According to the National Alliance on Mental Illness, one in four young adults has a mental illness, and more than a quarter of college students have been diagnosed or treated for a mental health condition within the last year. NAMI provided us with several tips for those students living with mental illness (reproduced below):
1. Do your research. Find out what services and supports are offered through your college’s disability resource center and student health center (including accommodations, therapy, medications and crisis services). Also research off-campus psychological and psychiatric services and hospitals. Oftentimes, colleges only offer short-term care so it is important to know what is available outside of campus.
2. Understand policies. Take time to review your college’s policies and procedures that may impact you, including privacy/confidentiality rules, leave of absence guidelines and processes for responding to psychiatric crises.
3. Create a support network. There are many opportunities to connect with others on campus who can provide you with valuable support. Look for opportunities to join study groups, clubs, sports teams, mentoring programs or even peer-run mental health organizations.
4. Set goals. Identify specific goals to achieve during college and focus on one at a time to avoid getting overwhelmed.

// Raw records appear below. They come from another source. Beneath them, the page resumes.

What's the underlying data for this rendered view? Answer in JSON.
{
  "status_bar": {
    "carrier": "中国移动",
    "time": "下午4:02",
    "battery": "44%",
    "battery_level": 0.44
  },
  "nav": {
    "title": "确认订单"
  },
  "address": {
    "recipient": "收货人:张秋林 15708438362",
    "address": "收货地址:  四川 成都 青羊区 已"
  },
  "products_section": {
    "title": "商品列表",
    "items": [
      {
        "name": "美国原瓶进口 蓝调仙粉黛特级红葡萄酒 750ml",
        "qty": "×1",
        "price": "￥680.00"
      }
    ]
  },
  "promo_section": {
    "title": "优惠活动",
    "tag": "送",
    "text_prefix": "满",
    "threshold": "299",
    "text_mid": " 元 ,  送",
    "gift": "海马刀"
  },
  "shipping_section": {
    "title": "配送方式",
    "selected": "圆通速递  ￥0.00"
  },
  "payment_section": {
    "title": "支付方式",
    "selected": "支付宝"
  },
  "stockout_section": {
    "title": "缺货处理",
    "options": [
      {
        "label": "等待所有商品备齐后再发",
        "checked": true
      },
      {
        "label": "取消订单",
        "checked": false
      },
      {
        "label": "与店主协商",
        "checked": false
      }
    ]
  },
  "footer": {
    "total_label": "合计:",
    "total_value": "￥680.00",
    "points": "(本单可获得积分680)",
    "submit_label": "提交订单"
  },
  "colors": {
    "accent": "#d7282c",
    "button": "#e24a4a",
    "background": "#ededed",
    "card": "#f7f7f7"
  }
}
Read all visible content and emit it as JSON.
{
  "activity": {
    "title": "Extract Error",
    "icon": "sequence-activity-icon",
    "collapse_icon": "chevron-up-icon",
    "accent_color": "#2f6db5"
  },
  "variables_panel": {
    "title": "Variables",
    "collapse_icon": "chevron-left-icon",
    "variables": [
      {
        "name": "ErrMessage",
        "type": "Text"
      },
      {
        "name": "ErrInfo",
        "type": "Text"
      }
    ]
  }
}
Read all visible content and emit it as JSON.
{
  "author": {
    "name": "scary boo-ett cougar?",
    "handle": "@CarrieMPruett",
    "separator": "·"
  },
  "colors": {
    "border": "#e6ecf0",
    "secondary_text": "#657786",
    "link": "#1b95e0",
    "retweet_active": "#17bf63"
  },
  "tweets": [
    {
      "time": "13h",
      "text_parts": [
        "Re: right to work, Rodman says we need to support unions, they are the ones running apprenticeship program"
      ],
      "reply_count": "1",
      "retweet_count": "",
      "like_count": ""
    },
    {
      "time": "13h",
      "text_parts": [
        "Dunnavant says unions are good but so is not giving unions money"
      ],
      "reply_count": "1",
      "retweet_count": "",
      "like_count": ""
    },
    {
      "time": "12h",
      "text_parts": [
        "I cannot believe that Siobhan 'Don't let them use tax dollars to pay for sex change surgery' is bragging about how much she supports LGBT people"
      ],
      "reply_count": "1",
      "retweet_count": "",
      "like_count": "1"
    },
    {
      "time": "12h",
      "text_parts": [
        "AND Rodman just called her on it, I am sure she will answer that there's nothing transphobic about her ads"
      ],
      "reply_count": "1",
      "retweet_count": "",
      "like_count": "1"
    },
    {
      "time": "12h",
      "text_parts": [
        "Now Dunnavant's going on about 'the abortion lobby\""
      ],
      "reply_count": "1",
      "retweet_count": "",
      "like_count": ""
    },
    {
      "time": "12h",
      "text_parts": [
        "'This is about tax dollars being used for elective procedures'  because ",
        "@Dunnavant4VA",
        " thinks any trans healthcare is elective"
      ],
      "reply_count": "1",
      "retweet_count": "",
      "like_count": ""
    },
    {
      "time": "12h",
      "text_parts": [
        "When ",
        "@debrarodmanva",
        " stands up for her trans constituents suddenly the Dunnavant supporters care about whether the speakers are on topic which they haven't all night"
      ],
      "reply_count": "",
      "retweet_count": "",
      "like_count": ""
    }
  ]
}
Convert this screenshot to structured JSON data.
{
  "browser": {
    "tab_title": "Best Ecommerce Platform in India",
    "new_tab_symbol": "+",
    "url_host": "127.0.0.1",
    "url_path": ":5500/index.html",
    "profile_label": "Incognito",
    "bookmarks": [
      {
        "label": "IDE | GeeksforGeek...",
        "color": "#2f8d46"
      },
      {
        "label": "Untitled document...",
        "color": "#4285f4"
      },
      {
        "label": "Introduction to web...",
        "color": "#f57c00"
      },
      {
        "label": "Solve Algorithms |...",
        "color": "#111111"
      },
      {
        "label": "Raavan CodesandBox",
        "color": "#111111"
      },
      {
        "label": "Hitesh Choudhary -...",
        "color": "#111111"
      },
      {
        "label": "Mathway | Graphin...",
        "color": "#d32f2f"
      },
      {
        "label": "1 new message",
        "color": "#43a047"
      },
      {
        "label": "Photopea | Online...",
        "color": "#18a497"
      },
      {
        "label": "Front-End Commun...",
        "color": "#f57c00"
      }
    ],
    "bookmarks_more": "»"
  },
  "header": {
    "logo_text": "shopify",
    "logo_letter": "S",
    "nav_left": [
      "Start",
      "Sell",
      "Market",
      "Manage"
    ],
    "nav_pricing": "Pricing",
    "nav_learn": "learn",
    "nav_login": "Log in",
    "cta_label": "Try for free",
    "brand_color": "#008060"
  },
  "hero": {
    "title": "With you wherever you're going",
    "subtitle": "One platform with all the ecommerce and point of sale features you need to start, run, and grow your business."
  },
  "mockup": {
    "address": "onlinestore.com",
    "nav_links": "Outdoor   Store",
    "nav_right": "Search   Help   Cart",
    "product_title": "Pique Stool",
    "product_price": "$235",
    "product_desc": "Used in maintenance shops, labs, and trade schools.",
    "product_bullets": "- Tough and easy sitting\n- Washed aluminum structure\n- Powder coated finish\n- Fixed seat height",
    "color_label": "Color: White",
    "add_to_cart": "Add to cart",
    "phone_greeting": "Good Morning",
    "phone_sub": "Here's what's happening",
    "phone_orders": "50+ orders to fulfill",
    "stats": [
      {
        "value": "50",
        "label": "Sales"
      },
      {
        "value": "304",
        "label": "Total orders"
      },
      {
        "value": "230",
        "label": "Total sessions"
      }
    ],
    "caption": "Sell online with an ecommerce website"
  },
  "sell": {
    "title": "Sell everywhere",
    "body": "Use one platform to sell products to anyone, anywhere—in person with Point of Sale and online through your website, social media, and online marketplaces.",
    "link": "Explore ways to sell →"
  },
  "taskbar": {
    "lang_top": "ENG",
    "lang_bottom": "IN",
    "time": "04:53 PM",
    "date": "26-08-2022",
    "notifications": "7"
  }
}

Consider hiring a life coach who can help you set and achieve your goals and develop specific skills. Coaches can often be found through your college’s career center or by visiting the International Coach Directory website at www.findacoach.com.
5. Create structure. Establish a routine in college that sets time aside for homework, exercising, studying and socializing and positive, empowering activities. Keep a daily calendar to keep track of your commitments and budget your time accordingly.
6. Think about disclosure. Only you can decide whether you wish to tell others about your mental illness. However, it may be beneficial to tell a trusted friend, staff member, residential advisor or professor for support. You may also need to disclose your mental illness to receive accommodations if you are having trouble in school as a result of your mental illness.Understand the pros and cons of disclosure before you make the decision to share information about your mental illness.
7. Understand medications. If you are taking medication for your mental illness, make sure you know what to do if you miss a dose and where you can get a refill quickly. Also, understand the effects of mixing your medication with alcohol and other substances to avoid dangerous complications.
8. Take care of your health. Between academic responsibilities and social events, many students do not get anywhere near enough sleep. It is important to try and establish regular sleep patterns throughout the school year. Equally important is to try and eat healthy and exercise regularly.